= Wyoming District Courts =

State trial courts in Wyoming, US

Wyoming District Courts are the state trial courts of general jurisdiction in Wyoming.

The District Courts hears all felony criminal cases and civil cases with an amount in controversy in excess of $50,000. The District Courts also exercise exclusive original jurisdiction in all juvenile and probate matters. The district courts also hear appeals from lower Circuit Courts, which are courts of limited jurisdiction that hear small claims and misdemeanors,

Like justices of the Wyoming Supreme Court, district judges are chosen via the Wyoming Judicial Nominating Commission. The Governor appoints a judge from a list of three qualified persons submitted by the Judicial Nominating Commission, and retention elections are held as for Supreme Court justices. District judges serve six-year terms. A district judge must be an attorney at least 28 years old, a United States citizen, and a resident of Wyoming for at least two years. Like Supreme Court justices, district judges have a mandatory retirement age of 70.

Each district judge hires a court reporter, who keep a verbatim record of court proceedings and prepares a written transcript of proceedings, which are often necessary for appeals or other further legal action.
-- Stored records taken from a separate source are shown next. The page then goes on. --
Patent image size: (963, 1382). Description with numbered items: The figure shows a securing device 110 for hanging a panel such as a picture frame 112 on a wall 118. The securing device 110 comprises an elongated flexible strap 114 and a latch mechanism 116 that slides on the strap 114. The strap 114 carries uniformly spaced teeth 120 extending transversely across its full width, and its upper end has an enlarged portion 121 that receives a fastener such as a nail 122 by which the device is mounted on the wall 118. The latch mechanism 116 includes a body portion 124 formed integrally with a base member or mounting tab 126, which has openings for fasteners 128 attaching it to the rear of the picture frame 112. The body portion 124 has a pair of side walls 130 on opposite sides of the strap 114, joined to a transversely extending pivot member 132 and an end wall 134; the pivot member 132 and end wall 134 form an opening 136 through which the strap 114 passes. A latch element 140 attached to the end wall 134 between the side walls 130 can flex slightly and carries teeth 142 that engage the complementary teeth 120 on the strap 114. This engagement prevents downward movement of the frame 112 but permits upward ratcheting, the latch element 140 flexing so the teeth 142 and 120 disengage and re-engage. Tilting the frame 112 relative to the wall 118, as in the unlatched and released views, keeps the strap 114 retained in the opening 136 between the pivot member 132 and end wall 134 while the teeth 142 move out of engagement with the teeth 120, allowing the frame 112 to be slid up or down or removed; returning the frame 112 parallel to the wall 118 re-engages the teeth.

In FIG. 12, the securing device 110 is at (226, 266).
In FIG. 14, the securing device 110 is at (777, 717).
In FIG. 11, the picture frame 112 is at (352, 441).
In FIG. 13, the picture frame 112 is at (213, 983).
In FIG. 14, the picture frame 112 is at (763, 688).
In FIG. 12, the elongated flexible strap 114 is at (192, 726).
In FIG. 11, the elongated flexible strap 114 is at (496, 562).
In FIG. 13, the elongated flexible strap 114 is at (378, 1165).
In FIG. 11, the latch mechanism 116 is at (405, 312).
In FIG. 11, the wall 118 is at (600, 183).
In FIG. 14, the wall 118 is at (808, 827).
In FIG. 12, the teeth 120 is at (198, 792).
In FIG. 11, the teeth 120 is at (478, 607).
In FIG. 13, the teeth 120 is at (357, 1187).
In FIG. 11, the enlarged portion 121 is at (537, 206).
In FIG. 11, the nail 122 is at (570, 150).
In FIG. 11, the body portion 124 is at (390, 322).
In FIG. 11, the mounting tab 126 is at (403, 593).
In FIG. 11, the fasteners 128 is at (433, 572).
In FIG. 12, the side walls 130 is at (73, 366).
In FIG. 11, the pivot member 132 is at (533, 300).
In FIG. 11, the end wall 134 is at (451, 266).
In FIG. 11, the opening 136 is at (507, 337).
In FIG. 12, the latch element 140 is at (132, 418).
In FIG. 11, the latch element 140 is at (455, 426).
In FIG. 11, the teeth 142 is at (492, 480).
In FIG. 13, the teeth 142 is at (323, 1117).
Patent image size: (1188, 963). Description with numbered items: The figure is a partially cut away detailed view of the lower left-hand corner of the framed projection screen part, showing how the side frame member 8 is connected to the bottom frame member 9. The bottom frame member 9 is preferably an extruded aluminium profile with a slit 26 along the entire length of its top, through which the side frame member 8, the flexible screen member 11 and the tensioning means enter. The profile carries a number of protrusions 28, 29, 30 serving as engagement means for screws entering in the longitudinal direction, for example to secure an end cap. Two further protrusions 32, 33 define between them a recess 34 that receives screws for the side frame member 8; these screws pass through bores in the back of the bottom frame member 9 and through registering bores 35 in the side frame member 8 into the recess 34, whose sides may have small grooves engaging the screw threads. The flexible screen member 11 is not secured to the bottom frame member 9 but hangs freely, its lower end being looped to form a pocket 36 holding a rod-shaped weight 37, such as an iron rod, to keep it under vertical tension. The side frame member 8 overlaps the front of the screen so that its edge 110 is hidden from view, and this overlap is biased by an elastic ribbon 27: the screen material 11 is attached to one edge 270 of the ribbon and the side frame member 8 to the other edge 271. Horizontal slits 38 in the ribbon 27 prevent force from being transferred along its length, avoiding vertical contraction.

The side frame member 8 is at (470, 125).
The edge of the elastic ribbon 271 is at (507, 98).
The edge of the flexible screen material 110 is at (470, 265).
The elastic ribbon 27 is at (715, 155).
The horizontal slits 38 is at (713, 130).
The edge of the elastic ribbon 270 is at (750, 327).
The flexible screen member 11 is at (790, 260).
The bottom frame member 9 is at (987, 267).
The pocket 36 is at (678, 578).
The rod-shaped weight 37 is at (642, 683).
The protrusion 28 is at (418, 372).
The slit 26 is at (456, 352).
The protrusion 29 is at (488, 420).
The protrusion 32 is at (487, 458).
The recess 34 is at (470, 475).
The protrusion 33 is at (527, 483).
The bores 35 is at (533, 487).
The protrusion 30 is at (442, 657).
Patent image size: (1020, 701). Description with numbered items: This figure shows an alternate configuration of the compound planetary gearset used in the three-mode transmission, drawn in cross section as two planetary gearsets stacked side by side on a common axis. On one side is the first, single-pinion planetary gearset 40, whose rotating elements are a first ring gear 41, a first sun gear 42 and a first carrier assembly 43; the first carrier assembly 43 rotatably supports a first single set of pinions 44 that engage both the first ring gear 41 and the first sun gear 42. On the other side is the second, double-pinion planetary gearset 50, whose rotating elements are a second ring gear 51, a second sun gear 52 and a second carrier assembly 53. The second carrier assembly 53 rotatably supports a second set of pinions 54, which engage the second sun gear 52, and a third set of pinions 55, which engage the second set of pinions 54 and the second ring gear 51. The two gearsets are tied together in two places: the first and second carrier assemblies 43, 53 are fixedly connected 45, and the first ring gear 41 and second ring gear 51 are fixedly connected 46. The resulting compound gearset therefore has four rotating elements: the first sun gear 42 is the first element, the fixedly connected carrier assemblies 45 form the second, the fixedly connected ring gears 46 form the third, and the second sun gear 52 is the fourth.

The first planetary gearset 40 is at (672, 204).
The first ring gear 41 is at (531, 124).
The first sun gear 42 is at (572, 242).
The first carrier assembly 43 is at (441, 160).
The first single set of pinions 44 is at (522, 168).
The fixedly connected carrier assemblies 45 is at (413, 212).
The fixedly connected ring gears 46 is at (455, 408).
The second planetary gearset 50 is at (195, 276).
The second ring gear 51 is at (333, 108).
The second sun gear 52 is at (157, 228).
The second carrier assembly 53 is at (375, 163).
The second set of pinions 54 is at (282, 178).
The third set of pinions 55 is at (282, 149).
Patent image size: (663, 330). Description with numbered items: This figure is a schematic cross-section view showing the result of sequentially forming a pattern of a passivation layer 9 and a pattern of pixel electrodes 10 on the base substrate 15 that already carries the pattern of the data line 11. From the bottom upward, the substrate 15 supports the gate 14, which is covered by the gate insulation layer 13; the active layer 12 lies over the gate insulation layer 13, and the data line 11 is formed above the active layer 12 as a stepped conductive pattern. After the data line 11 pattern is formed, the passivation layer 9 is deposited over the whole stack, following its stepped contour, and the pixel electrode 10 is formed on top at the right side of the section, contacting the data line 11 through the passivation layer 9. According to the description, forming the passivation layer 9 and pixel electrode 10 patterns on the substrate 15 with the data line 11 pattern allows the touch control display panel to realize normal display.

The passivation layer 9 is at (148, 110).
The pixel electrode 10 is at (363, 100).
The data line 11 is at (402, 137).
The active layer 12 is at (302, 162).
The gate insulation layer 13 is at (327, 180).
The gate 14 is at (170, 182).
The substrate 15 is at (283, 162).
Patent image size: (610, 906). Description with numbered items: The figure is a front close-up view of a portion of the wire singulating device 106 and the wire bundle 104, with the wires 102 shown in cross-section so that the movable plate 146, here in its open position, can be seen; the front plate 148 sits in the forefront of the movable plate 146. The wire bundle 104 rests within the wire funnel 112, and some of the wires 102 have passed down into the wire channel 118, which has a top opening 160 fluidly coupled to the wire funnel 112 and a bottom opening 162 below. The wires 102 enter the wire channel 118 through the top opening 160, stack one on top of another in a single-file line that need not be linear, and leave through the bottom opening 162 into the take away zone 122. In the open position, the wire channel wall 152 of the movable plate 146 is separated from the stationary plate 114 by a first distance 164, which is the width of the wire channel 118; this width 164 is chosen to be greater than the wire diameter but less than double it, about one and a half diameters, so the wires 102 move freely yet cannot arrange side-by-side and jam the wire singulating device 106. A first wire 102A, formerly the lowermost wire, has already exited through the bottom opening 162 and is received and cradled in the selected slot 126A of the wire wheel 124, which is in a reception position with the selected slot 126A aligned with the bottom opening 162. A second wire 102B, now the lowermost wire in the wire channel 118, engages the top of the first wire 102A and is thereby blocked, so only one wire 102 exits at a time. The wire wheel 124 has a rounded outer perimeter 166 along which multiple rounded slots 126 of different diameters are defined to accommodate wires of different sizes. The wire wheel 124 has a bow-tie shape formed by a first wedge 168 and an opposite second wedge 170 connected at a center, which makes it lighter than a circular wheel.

Court reporters also serve as assistants to district judge with administrative duties. Some district courts have full-time or part-time law clerks.

An elected clerk of court in each county keeps the records of the district court, including case files (which including the written records of a case, including complaint, answers, pleadings, orders, judgment, and opinion) and a docket. Clerks receive and transmit fees and monies deposited with the court, and manages the calling and initial examination of the jurors for the court.

Map of Wyoming District Courts

Wyoming's 23 counties are divided in nine districts with a total of 22 judges. District court is held in the county seat of each county, and judges regularly travel to all counties within their district to hear cases that arise there.
- First Judicial District – Laramie
- Second Judicial District – Albany, Carbon
- Third Judicial District – Lincoln, Sweetwater, Uinta
- Fourth Judicial District – Johnson, Sheridan
- Fifth Judicial District – Big Horn, Hot Springs, Park, Washakie
- Sixth Judicial District – Campbell, Crook, Weston
- Seventh Judicial District – Natrona
- Eighth Judicial District – Converse, Goshen, Niobrara, Platte
- Ninth Judicial District – Fremont, Sublette, Teton

Because Wyoming has no intermediate appellate court, appeals from the district courts go directly to the Supreme Court.

In 2019, the Chancery Court of the State of Wyoming (Wyoming Chancery Court) was created by legislation, with a limited defined subject matter jurisdiction over business, commercial, and trust litigation. District court judges share concurrent jurisdiction over these same subject matter case types with the Chancery Court under Wyoming Statute § 5-13-115(d).